Впрочем, свеча в руке сделает возможным описание внешности ее таинственного обладателя. Скорее же расскажем о непостижимом незнакомце. Благодаря черному одеянию он будет почти незаметен в темноте. Длинный плащ, широкополая шляпа, кожаные перчатки, темные очки, покоящиеся на исключительно длинном (не накладном ли?) носу[10]. Уже через миг некто окажется рядом с Петром, похлопает бедолагу по плечу и предложит следовать за ним. Исключительно подозрительный и неблагонадежный тип (ладно шляпа, но зачем еще и солнцезащитное пенсне?), однако Петр отчего-то (из-за неимоверной усталости? одичалости? непредсказуемого характера?) доверится пижону. С трудом понимая даже, в какую сторону (из двух имеющихся) они решат пойти, бедолага поплетется за неизвестным, мечтая лишь об одном – возможности уснуть (вероятно, придется склониться к версии об излишней утомленности нашего героя). Путь покажется ему таким длинным, что в какой-то момент Петр решит, что проводник слеп (кстати, недурное объяснение и для темных очков!), что он в плену у полоумного калеки, что теперь его положение можно назвать еще более издевательским, но наконец (стерпим еще несколько придаточных предложений), аккурат в тот момент, когда огонек тонкого фитиля померкнет, они откроют последнюю дверь и войдут в сумеречный, но все же не столь беспроглядный коридор, поражающий множеством арок и колонн, или же (незрячий?!) поводырь, чтобы усилить эффект, сам тайком задует свечу, предоставив закрепленным в стенах лампадкам возможность удлинять тонкие, плакучие тени внезапных путников, которые почем зря продолжат плясать на стенах, словно щупальца спрутов (зловещий свет будет вовсю отражаться в очках незнакомца). Позднее Петр попытается разобраться в отсутствии удивления в отношении этой неуместно помпезной обстановки, но пока что продолжит принимать все как данность.
Проследуем за ними.
Незнакомец отопрет обрамленную темными рустами дверь и впустит Петра внутрь просторной комнаты, предложив присесть на укрытый муаровым покрывалом диван неподалеку от камина. Да-да – камин, теперь уже нет смысла ничему изумляться! Отблески очага и несколько свечей на широких полках составят все освещение уютной гостиной. Поначалу нашему герою захочется не отрывать глаз от огня.
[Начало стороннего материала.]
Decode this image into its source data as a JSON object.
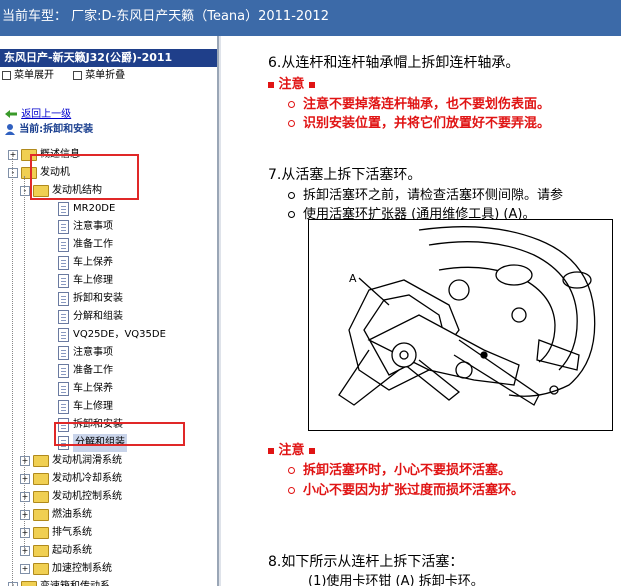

Но вот с кресла неподалеку привстанет длинноволосая дама. Ее платье, поблескивающее темным, успокаивающим свечением, и едва слышное постукивание каблуков окажут на Петра гипнотизирующее влияние. Он с трудом расслышит фразы, произносимые слепцом, разве что отдельные слова, почти выстраивающиеся в смысловой ряд («спать», «коньяк», «буря», «беженец»[11]). Закончив свои рассуждения, поводырь покинет залу, а дама действительно предложит Петру бокал великолепного бренди и даже успеет рассказать что-то о достоинствах здешней библиотеки, указав на стоящие в глубине гостиной высокие книжные шкафы. За мерцанием стекол Петр разглядит кожаные переплеты; собрания сочинений, промелькнет в его голове смутная полумысль (впрочем, он узнает тома Августина, Аристотеля, Бергсона, Гуссерля, Канта, Ницше и, конечно, Хайдеггера[12]). Сделав несколько глотков, бедняга ощутит неудержимое желание откинуться на рассыпчатую подушку и, чувствуя на лбу и щеках поглаживания мягких ладоней своей спутницы, вернет ей бокал и погрузится в мертвецкий сон. Прикосновение ее губ к своим – последнее, что он ощутит, проваливаясь в нежное беспамятство. Какая нежданная награда за столько часов мучений!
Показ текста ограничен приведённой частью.